Doit-on, dès lors, se lancer dans la méthanisation ? Là où certains voient une opportunité pour ajouter de la valeur ajoutée à son exploitation, David du Clary, conseiller biomasse, énergie et climat à la chambre d’Agriculture de Saône-et-Loire, met en garde contre les dangers d’un projet de méthanisation inadapté. Il déconseille fortement de se lancer dans un tel projet seul, notamment en cogénération (pour transformer le gaz en électricité), dont l’investissement est trop important, surtout sans subvention.
L’épineuse question de l’agrivoltaïsme
Contrairement à la méthanisation, dont les projets sont complexes, le voltaïque n’a de cesse de progresser avec une menace, ou une opportunité pour certains : l’agrivoltaïsme. « L’agrivoltaisme doit soutenir l’activité agricole d’une exploitation. Une précision essentielle pour éviter les débordements », précise Mehdi Miftah. Au maximum 40 % de la surface d’une exploitation peut officiellement accueillir des installations d’agrivoltaisme. Il s’agit aussi de vérifier que la majorité des revenus des porteurs de projets restent des revenus de production agricole. Il est important, en outre, de s’assurer que les toits des exploitations soient recouverts, sachant que cela implique des opérations de désamiantage et de raccordement, mais aussi parfois des renforcements de charpentes. « Tout ce qui est sur les toits n’est pas dans les champs », insiste David Cornier, vice-président de la Fédération des Cuma BFC. Attention donc à ces installations qui promettent de générer d’importants revenus, à savoir plusieurs milliers d’euros de revenus de location à l’hectare, mais dont les contours sont encore très flous faute des décrets d'application des lois en cours de rédaction.
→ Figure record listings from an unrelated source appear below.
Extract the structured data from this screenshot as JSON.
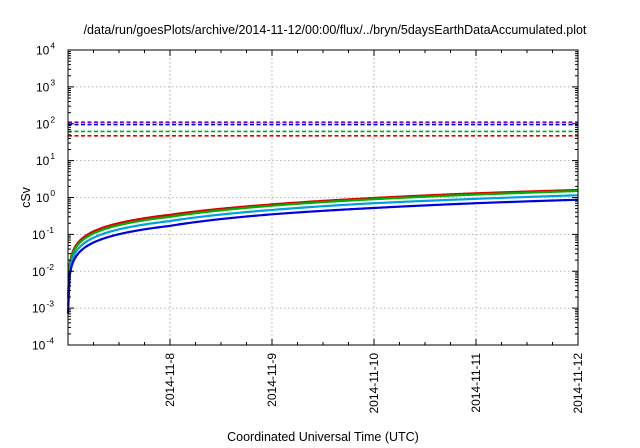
{
  "chart_data": {
    "type": "line",
    "title": "/data/run/goesPlots/archive/2014-11-12/00:00/flux/../bryn/5daysEarthDataAccumulated.plot",
    "xlabel": "Coordinated Universal Time (UTC)",
    "ylabel": "cSv",
    "x_scale": "time",
    "y_scale": "log",
    "xlim": [
      "2014-11-07",
      "2014-11-12"
    ],
    "ylim_exponents": [
      -4,
      4
    ],
    "y_tick_base": "10",
    "y_tick_exponents": [
      "-4",
      "-3",
      "-2",
      "-1",
      "0",
      "1",
      "2",
      "3",
      "4"
    ],
    "x_ticks": [
      "2014-11-8",
      "2014-11-9",
      "2014-11-10",
      "2014-11-11",
      "2014-11-12"
    ],
    "x_tick_dates": [
      "2014-11-08",
      "2014-11-09",
      "2014-11-10",
      "2014-11-11",
      "2014-11-12"
    ],
    "grid": true,
    "legend": "none",
    "x": [
      "2014-11-07",
      "2014-11-08",
      "2014-11-09",
      "2014-11-10",
      "2014-11-11",
      "2014-11-12"
    ],
    "series": [
      {
        "color": "#e00000",
        "style": "solid",
        "values": [
          0.002,
          0.34,
          0.65,
          0.97,
          1.3,
          1.6
        ]
      },
      {
        "color": "#00b000",
        "style": "solid",
        "values": [
          0.0018,
          0.3,
          0.6,
          0.9,
          1.2,
          1.5
        ]
      },
      {
        "color": "#00a0e0",
        "style": "solid",
        "values": [
          0.0012,
          0.23,
          0.46,
          0.7,
          0.92,
          1.15
        ]
      },
      {
        "color": "#0000e0",
        "style": "solid",
        "values": [
          0.0007,
          0.17,
          0.35,
          0.52,
          0.7,
          0.87
        ]
      },
      {
        "color": "#e00000",
        "style": "dashed",
        "values": [
          47,
          47,
          47,
          47,
          47,
          47
        ]
      },
      {
        "color": "#00b000",
        "style": "dashed",
        "values": [
          62,
          62,
          62,
          62,
          62,
          62
        ]
      },
      {
        "color": "#0000e0",
        "style": "dashed",
        "values": [
          95,
          95,
          95,
          95,
          95,
          95
        ]
      },
      {
        "color": "#8000c0",
        "style": "dashed",
        "values": [
          110,
          110,
          110,
          110,
          110,
          110
        ]
      }
    ]
  }
}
Les cumistes veulent donc des revenus qui doivent être utilisés pour soutenir les territoires et non l’inverse. « Il faut surtout surveiller l’impact que pourraient avoir de telles installations sur le foncier et garder de l’agri sous le voltaïsme », martèle David Cornier. Ce dernier estime que les projets doivent impérativement s’inscrire dans une dynamique territoriale qui améliorerait le quotidien de tout un chacun, avec par exemple le financement en commun de raccordements à plusieurs fermes pour élargir le réseau. Mais aussi s’assurer qu’un agriculteur qui prendrait sa retraite ne garderait pas que le foncier, et les panneaux, accaparant ainsi une surface agricole qui ne serait plus exploitée par la jeune génération. Toutes ces questions, et bien d’autres, interrogent les principaux intéressés là. Heureusement, l’objectif des Cuma est de débattre et rassembler.